En lo que va del año, esta organización de mujeres ha logrado recuperar a 72 menores de edad que fueron combatientes. También han protegido la vida de 62 mujeres lideresas del Catatumbo que han sido amenazadas este 2022. Por eso piden a los grupos al margen de la ley en el Catatumbo que cesen los reclutamientos y liberen a los niños y jóvenes que tienen en sus filas.

Cultivos de uso ilícito, el otro tema a discutir

Wilfredo Cañizares, director de la Fundación Progresar, plantea también que en los últimos 60 días han reportado varios casos de campesinos que aseguran que la guerrilla del Eln les ha pedido controlar el crecimiento de los cultivos de uso ilícito. “Muchos campesinos cuentan que por cada hectárea de coca sembrada les piden tener por lo menos dos hectáreas de comida, para evitar los monocultivos”.

Esa petición habría llegado justo antes de que la Oficina de la ONU contra la Droga y el Delito (UNODC) revelara su más reciente informe de monitoreo a los cultivos ilícitos en Colombia: justamente la región del Catatumbo —principal enclave de cultivos de coca en Colombia— reportó un incremento del 6 %, al pasar de 40.116 hectáreas a 42.576.

El caso más crítico fue el del municipio de Tibú (Norte de Santander) donde permanecen cultivadas 22.000 hectáreas de coca y donde precisamente, según Cañizares, han llegado los relatos de campesinos que cuentan que les piden poner control a los cultivos de uso ilícito. Sin embargo, para el líder la situación es mucho más compleja por tratarse de tantos grupos armados que convergen en el mismo escenario. “Lo que más preocupa son las otras estructuras distintas al Eln porque, por ejemplo, acá se mantiene una estructura del Epl en el departamento, además de la presencia de los Gaitanistas. Esta es la única región del país donde los paramilitares están ubicados en un área metropolitana, como pasa en Cucutá. ¿Cómo negociar con un grupo que está haciendo presencia en las áreas urbanas?”, comenta.

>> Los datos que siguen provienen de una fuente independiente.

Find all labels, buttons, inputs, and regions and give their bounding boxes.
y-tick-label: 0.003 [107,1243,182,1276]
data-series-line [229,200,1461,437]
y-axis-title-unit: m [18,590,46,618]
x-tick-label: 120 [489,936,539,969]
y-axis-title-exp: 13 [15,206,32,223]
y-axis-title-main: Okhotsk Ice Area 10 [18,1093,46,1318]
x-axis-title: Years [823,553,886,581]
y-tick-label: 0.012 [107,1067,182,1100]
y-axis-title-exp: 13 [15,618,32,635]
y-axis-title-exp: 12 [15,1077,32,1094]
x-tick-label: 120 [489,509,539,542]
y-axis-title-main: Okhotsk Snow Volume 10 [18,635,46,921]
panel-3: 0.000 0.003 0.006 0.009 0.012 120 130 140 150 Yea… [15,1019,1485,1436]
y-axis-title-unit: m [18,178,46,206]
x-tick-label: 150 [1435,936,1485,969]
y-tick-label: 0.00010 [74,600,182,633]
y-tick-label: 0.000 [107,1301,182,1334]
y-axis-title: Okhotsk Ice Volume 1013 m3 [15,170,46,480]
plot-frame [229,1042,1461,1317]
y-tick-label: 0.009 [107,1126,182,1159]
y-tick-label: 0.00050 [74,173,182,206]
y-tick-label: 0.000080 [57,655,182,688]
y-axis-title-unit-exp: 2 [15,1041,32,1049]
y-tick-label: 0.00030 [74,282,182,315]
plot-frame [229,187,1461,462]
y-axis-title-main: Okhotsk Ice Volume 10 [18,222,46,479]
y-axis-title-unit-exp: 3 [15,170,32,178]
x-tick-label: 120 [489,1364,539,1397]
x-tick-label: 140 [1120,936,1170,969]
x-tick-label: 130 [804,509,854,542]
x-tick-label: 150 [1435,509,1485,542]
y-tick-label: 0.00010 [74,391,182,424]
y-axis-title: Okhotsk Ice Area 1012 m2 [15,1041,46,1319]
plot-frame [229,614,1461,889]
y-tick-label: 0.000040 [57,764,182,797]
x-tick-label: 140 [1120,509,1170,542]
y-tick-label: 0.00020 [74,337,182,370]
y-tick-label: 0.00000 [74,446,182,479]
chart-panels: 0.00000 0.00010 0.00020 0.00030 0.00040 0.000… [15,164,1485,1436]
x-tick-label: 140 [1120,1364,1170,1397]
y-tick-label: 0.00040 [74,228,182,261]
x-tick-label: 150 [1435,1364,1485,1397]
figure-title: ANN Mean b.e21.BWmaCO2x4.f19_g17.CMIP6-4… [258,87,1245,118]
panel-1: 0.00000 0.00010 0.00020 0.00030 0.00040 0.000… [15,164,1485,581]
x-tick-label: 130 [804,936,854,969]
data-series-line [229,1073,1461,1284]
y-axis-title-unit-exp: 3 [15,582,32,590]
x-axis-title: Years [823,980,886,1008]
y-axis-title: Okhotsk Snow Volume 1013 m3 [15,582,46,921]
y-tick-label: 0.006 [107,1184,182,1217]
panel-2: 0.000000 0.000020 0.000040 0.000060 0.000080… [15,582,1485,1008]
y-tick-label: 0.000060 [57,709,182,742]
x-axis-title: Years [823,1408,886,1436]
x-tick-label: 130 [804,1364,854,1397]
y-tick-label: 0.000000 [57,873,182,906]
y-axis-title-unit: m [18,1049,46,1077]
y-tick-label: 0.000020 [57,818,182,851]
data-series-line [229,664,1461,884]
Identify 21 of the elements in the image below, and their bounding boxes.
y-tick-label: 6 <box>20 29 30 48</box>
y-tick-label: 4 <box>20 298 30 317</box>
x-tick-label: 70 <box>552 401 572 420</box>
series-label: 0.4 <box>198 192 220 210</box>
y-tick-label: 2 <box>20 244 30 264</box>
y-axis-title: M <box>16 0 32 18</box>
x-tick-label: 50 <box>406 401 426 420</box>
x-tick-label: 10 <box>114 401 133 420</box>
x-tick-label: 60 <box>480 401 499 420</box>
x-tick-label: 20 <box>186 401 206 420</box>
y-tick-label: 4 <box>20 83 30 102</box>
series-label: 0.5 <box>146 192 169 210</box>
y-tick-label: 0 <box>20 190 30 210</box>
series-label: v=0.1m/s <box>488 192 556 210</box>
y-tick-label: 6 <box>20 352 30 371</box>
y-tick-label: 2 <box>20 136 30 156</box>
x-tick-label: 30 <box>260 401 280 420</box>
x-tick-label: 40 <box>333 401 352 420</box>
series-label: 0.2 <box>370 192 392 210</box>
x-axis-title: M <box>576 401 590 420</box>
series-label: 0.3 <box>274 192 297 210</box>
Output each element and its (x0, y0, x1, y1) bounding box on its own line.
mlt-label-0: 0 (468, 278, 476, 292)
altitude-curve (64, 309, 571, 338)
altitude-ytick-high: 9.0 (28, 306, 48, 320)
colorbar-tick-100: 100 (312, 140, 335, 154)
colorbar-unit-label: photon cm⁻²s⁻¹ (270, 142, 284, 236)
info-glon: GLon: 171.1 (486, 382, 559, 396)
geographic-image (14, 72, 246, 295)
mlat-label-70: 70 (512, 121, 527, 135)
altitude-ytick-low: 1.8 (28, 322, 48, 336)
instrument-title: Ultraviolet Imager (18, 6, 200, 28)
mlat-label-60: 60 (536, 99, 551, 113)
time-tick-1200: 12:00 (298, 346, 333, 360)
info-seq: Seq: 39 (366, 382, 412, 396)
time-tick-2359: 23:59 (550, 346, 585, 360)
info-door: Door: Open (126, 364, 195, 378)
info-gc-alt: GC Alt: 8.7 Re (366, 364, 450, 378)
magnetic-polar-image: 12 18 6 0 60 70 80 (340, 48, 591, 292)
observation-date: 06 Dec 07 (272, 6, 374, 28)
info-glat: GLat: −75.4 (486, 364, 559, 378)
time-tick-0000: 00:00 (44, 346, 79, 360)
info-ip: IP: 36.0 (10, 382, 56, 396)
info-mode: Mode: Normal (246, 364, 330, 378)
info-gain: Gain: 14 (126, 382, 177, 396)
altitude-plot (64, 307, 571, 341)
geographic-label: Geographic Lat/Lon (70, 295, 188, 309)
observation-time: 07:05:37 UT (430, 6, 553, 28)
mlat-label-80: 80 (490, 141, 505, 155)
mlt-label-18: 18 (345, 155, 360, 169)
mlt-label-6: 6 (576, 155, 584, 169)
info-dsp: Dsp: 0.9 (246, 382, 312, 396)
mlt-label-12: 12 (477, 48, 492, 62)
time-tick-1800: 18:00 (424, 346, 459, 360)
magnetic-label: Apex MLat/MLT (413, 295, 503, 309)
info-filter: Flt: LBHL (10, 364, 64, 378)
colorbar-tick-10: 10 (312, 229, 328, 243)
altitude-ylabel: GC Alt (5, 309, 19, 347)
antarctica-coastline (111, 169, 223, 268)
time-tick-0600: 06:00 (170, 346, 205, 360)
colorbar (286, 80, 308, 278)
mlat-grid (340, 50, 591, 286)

Dos líderes comunales de Asojuntas, que pidieron reservar su nombre por seguridad, explicaron que a pesar de los incumplimientos del Estado colombiano al implementar el Acuerdo de La Habana, esperan que la negociación con el Eln sea efectiva. “En nuestros territorios hemos visto cómo hay comandantes de la guerrilla que dicen que están esperando la propuesta de paz del gobierno para sentarse a negociar. Eso nos ha dado esperanza”. Su propuesta al gobierno Petro, que en próximas semanas podría dar noticias sobre la negociación con el Eln, es clara y concreta: Piden que la participación de la sociedad civil en los diálogos se haga a través de las Juntas de Acción Comunal de todo el país.

* Nombre cambiado por seguridad de la fuente.